Making Higher Education Affordable: Policy Design in Postwar America, by Patricia Strach
In her article, Patricia Strach discuses different policies which have been passed by congress to help make higher education affordable. She goes on to talk about the GI Bill, Work-Study program, Pell Grants and Hope and Lifetime credit.
She introduces when the need of these policies were first created. In 1943 due to the selective service act, which lowered the draft age to 19, many students had to enlist into the military causing them to drop out of college. When congress decided to raise the issue of helping its citizens attend college they were given the option of either helping everybody or only a portion of its population. “But faced with the opportunity to make higher education affordable to Americans generally or to please a specialized constituency, policymakers chose to provide very generous benefits to a narrow range of people. This decision would create a pattern of constituency-based aid that characterizes federal higher education programs still today.”(Strach 70)

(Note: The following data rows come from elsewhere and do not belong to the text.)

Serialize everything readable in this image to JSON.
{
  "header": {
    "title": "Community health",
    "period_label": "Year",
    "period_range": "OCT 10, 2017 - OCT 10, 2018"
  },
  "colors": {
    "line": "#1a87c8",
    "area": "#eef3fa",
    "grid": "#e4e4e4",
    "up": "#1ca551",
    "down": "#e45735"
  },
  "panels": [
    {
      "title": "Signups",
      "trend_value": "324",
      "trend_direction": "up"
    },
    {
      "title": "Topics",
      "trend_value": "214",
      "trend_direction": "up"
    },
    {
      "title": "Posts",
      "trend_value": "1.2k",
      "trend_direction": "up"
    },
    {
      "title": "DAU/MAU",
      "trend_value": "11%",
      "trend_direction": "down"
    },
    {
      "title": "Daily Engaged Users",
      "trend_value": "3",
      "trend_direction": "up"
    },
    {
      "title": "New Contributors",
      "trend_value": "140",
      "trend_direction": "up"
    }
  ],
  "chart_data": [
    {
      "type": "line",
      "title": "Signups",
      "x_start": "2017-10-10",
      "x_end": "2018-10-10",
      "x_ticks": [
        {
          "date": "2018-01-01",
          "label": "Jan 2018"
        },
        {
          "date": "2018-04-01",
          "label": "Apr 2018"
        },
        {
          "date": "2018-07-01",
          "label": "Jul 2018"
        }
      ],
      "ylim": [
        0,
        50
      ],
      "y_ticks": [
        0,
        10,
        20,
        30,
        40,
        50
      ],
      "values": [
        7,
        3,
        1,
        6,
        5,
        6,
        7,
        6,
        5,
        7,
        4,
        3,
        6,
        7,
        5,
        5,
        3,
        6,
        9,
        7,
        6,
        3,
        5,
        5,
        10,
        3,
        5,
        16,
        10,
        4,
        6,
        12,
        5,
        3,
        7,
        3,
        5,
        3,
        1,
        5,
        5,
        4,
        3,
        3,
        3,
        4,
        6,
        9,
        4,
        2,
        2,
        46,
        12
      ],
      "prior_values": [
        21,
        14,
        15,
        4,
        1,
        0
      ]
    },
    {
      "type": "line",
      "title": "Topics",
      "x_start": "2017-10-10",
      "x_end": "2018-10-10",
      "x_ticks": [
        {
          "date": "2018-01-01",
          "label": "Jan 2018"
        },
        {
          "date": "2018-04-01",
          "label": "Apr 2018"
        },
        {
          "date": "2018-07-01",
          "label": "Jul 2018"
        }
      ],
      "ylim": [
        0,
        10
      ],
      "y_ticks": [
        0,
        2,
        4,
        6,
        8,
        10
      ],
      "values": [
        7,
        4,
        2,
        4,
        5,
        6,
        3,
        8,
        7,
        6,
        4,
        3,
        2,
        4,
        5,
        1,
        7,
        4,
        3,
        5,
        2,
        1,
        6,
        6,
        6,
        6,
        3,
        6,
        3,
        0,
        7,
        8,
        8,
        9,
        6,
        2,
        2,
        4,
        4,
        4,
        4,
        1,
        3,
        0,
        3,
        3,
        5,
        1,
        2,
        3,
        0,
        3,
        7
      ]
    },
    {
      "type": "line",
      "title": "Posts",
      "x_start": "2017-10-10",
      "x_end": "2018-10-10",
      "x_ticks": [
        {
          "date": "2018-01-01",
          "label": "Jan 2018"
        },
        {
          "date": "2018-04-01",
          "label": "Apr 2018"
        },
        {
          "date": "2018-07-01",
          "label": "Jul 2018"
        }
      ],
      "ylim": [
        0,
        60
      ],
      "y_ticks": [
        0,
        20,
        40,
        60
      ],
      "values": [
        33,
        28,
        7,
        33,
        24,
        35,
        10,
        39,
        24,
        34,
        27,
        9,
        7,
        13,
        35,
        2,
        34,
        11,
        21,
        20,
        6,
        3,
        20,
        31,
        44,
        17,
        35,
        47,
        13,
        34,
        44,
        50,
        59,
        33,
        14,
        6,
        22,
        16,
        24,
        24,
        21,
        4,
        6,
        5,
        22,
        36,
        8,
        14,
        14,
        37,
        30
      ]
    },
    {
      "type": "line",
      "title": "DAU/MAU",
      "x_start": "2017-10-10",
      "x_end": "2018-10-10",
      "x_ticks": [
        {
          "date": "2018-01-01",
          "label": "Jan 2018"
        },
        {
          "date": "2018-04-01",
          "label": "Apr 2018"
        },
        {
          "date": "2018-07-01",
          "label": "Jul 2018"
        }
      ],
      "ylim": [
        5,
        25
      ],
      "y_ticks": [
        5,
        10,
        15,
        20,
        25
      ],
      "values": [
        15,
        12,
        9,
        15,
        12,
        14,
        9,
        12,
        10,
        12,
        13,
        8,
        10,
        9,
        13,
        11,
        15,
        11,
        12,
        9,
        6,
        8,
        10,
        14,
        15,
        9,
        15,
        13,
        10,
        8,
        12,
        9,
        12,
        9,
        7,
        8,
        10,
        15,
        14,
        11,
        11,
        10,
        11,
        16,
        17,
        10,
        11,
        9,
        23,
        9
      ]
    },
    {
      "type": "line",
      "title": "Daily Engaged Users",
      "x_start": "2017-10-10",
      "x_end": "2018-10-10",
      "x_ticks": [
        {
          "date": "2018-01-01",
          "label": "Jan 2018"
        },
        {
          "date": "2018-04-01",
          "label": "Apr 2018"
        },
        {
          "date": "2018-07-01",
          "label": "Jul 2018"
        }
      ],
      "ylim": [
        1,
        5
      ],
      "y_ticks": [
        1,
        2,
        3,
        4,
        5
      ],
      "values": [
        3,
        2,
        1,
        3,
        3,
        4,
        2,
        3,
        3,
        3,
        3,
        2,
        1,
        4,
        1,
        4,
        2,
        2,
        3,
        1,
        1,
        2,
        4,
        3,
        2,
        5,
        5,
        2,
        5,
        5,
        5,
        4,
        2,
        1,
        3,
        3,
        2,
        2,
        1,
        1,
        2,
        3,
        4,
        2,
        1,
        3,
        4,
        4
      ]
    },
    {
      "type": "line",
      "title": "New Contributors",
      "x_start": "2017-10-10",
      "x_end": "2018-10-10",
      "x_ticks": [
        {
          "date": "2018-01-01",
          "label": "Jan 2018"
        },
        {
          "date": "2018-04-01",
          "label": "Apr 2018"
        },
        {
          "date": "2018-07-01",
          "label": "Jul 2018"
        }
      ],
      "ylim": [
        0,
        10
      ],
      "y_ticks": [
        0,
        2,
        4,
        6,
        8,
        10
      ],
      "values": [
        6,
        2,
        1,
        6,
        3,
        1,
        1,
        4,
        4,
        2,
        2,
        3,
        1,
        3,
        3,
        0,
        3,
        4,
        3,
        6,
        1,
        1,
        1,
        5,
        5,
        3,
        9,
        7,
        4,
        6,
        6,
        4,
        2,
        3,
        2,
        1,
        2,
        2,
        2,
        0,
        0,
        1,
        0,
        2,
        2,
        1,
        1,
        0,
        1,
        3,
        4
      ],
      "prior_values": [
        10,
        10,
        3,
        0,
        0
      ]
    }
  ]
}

All future policies that were created were new and based off of the GI Bill that it only targeted a select group of citizens, instead of helping the total population. "Respectively, the 1944 GI Bill effectively ended the possibility of a GI Bill for everyone. Creating aid for higher education for a particular group (veterans) administered by a specialized agency (VA) contributed to a patchwork quilt for educational aid, where future programs (like work-study. Pell Grants, and the Hope Scholarship) were added one piece at a time for a particular group administered by a specialized agency rather than expanding existing programs or formulating a comprehensive plan.”(Strach 70)
Patricia Strach is an associate professor at University of Albany. She specializes in American politics and public policy. Her research examines the relationship between social and political institutions in American public policy
STRACH, PATRICIA. "Making Higher Education Affordable: Policy Design In Postwar America." Journal Of Policy History 21.1 (2009): 61-88. Academic Search Premier. Web. 23 Oct. 2014.